SIANG itu belasan orang berkerumun di sebuah bangunan sederhana, di pinggir jalan aspal yang membelah Dusun Panggung Desa Dagangan Kecamatan Dagangan Kabupaten Madiun. Masing-masing dari mereka membawa karung atau wadah lain yang entah berisi apa.
“Mereka sedang setor gabah ke lumbung desa,” jelas Jumali (63), ketua Lembaga Masyarakat Pengelola Sumberdaya Hutan (LMPSDH) Wonosalam Desa Dagangan, ketika kami temui di Balai Pertemuan LMPSDH, beberapa waktu lalu. “Ini kearifan lokal masyarakat yang sudah jarang ditemui tapi masih terpelihara di desa ini,” tambahnya. Dikatakan Jumali, dari 17 Desa yang ada Kecamatan Dagangan, mungkin hanya Desa Dagangan ini yang masih memiliki Lumbung Desa. “Saya tidak tahu berapa jumlah yang masih ada di seluruh Kabupaten Madiun, yang jelas sudah sangat jarang,” katanya.

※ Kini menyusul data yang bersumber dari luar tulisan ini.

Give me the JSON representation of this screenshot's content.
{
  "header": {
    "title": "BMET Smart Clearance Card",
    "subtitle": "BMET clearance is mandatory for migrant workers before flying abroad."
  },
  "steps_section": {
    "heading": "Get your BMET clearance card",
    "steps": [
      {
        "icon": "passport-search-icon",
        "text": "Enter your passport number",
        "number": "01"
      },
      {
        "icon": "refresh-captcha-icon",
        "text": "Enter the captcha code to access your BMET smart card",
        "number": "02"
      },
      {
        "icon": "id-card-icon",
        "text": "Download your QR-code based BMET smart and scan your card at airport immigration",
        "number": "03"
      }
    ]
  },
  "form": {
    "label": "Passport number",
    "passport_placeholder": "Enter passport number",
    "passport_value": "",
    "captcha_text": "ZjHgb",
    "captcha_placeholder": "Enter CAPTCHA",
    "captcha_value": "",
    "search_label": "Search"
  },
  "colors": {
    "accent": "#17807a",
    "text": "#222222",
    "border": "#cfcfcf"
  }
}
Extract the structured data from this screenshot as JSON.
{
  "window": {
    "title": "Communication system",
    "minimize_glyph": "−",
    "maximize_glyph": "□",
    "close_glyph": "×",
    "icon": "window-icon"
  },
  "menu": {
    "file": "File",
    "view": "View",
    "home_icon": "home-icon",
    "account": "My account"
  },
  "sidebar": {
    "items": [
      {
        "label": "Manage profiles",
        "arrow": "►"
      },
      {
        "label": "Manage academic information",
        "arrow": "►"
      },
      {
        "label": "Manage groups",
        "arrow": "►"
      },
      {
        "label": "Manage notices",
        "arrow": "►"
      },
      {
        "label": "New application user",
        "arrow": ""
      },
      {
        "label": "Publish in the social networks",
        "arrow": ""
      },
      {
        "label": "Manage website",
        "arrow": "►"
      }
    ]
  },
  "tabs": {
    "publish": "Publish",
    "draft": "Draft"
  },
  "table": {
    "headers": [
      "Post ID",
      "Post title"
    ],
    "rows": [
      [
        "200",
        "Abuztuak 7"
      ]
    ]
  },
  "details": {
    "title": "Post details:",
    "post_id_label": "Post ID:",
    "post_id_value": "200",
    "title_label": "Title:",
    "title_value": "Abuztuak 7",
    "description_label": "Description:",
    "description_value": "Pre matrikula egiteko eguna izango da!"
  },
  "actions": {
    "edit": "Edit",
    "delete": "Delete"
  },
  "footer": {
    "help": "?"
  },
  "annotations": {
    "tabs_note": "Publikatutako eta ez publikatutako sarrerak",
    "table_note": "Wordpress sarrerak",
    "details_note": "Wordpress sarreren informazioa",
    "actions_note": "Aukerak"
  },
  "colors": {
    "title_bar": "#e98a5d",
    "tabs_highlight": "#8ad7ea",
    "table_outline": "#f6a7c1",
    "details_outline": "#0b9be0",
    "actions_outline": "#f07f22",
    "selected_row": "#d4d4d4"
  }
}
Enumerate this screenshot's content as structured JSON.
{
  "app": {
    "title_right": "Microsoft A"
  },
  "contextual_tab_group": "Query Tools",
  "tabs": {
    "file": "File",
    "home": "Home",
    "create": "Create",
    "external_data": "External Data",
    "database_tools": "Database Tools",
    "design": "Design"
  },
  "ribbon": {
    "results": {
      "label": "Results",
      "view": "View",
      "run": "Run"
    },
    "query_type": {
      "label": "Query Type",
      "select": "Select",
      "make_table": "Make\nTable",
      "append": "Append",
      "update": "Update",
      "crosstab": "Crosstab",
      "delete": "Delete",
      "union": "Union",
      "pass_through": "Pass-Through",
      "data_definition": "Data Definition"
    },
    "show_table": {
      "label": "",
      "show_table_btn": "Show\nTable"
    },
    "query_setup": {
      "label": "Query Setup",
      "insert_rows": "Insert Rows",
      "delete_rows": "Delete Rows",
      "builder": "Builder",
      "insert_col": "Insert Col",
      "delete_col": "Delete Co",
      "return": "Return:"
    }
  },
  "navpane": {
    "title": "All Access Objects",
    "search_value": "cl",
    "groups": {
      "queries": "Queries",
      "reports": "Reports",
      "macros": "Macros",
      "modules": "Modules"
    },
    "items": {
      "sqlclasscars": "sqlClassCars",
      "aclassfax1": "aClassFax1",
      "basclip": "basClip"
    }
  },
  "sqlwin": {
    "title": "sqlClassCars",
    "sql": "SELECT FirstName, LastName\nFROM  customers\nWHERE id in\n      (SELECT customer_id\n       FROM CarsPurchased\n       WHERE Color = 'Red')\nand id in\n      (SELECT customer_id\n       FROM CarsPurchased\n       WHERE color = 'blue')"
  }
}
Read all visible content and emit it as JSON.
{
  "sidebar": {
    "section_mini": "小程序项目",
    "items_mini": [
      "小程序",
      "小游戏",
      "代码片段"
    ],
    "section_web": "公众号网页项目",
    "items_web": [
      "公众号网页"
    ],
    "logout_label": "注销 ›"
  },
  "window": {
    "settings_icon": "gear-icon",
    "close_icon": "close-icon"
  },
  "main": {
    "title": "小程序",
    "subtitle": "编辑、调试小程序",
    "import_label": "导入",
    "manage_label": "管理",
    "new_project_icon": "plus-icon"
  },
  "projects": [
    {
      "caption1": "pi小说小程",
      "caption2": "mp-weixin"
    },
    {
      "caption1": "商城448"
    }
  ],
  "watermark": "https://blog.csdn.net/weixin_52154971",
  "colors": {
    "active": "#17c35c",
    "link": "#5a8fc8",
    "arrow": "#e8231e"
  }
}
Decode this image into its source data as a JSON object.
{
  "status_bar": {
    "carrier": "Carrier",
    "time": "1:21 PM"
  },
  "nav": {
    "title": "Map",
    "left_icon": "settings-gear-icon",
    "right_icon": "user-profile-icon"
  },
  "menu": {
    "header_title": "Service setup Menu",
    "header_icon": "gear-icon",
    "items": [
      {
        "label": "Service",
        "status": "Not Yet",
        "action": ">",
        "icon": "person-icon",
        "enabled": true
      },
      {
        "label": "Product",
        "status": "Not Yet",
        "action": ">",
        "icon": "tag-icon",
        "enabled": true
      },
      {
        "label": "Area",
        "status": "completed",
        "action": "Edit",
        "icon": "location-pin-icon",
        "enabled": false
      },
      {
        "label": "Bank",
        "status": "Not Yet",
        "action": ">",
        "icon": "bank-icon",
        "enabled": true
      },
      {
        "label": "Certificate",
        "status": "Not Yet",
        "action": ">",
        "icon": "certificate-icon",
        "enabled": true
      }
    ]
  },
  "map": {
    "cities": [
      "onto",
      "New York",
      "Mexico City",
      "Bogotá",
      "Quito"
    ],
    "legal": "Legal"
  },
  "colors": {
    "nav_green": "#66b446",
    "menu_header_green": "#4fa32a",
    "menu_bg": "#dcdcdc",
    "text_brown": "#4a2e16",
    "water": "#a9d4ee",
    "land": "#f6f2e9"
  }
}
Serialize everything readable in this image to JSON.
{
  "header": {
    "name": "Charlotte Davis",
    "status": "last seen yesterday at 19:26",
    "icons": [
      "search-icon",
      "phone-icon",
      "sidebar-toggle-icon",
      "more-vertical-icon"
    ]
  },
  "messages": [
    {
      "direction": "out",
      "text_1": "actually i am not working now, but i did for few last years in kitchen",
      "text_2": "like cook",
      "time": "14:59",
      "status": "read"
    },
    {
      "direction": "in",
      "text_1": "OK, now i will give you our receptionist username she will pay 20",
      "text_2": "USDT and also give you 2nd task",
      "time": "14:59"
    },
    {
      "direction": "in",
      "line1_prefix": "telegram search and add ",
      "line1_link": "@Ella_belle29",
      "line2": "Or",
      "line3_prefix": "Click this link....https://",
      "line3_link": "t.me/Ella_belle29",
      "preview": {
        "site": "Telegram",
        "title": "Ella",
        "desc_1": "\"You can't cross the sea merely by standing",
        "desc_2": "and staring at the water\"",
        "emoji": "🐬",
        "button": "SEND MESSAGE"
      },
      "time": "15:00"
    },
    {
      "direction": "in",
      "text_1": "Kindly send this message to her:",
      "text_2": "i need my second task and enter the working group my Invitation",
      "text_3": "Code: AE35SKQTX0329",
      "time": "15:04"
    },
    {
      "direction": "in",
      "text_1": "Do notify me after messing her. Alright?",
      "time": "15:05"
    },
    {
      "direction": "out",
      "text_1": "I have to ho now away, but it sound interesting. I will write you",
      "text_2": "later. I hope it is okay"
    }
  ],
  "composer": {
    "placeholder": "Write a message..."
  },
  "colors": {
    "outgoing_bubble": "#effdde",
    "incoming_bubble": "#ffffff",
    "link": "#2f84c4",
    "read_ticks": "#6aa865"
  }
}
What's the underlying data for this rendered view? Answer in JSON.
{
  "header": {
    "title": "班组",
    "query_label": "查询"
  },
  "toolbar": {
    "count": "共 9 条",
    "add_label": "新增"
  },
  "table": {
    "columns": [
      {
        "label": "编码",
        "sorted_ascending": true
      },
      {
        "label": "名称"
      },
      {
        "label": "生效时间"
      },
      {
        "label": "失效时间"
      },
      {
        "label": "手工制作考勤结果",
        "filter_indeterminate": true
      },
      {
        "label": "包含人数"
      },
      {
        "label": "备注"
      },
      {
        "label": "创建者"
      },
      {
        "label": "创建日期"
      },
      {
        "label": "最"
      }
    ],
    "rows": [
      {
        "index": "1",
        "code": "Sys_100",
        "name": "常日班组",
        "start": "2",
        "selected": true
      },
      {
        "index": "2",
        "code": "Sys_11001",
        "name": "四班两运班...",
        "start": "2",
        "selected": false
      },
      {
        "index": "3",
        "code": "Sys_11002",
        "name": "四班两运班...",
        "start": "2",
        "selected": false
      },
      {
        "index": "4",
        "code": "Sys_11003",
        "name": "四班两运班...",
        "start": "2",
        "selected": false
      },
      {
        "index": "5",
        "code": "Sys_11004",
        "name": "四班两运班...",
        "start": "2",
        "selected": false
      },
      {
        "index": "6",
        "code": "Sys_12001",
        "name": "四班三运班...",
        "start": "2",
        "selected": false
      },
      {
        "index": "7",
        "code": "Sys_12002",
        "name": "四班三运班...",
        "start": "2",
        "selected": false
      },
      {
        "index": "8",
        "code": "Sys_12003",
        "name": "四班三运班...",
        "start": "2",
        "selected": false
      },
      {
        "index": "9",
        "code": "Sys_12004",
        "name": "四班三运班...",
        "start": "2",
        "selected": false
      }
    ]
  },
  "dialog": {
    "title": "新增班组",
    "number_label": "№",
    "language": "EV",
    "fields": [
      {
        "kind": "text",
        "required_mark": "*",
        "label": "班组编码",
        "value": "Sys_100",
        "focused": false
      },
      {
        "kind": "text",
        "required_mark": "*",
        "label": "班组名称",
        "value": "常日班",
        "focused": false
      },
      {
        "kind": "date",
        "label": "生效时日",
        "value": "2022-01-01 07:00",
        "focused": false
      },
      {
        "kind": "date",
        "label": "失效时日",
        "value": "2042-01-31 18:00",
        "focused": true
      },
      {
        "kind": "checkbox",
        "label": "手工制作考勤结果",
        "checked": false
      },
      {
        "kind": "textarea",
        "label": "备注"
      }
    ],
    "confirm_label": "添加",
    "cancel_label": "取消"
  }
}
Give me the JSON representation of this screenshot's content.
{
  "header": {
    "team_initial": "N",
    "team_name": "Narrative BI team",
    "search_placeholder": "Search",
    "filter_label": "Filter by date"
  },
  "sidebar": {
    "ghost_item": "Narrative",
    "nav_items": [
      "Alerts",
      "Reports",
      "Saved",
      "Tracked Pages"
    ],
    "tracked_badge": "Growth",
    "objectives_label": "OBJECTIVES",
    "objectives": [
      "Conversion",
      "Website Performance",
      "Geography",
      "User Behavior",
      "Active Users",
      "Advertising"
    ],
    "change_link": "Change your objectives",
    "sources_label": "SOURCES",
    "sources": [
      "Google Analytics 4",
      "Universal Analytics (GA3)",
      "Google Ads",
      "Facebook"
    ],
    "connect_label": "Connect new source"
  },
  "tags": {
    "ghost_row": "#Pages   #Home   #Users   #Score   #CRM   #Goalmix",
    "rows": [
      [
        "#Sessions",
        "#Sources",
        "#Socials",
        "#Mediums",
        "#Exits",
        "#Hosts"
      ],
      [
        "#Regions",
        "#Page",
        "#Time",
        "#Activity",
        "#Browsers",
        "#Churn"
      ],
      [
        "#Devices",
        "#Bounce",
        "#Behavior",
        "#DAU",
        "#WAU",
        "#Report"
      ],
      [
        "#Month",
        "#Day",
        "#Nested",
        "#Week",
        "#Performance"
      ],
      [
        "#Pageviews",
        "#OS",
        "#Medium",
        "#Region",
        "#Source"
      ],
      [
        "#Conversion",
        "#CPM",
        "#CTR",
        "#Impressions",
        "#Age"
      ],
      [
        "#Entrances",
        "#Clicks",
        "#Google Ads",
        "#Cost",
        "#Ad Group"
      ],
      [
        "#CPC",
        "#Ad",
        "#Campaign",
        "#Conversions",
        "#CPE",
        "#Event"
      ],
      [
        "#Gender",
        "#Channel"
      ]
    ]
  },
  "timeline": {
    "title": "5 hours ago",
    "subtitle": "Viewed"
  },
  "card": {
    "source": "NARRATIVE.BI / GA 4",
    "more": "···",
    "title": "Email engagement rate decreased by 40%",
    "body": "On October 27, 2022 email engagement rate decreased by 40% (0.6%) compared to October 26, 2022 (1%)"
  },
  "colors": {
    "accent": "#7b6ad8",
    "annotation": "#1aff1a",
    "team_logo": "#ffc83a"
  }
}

Ini menarik. Di tengah isu kekhawatiran terancamnya ketahanan pangan dunia yang memaksa pemerintah berfikir keras untuk meningkatkan produksi padi dan bahan pangan lainnya, desa ini masih memelihara kearifan lokal kemandirian pangan yang sudah banyak ditinggalkan.
Bagaimana sistemnya? Sederhana saja. Ketika panen tiba, masyarakat menyetor padi untuk ditabung. Sementara saat musim tanam, mereka bisa meminjam untuk modal. Dibayarnya, saat musim panen selanjutnya. Anggota dikenakan tambahan 20% dari berat gabah yang dipinjam. “Jika dia meminjam 1 kwintal, maka dia harus membayar 1 kwintal 20 kilo,” jelas Jumali.
Dengan sistem ini maka masyarakat tidak kesulitan untuk memperoleh modal ketika musim tanam tiba, sehingga kelangsungan produksi pangan terus terjaga. Pun mereka memiliki cadangan pangan yang bisa digunakan sewaktu-waktu apabila panen tidak berhasil atau di masa paceklik. Dalam tahapan selanjutnya, lembaga ini yang juga berfungsi sebagai alat stabilisasi harga bahan pokok, menjaga permintaan dan persediaan (supply and demand) bahan pangan, fungsi yang kini diperankan oleh BULOG.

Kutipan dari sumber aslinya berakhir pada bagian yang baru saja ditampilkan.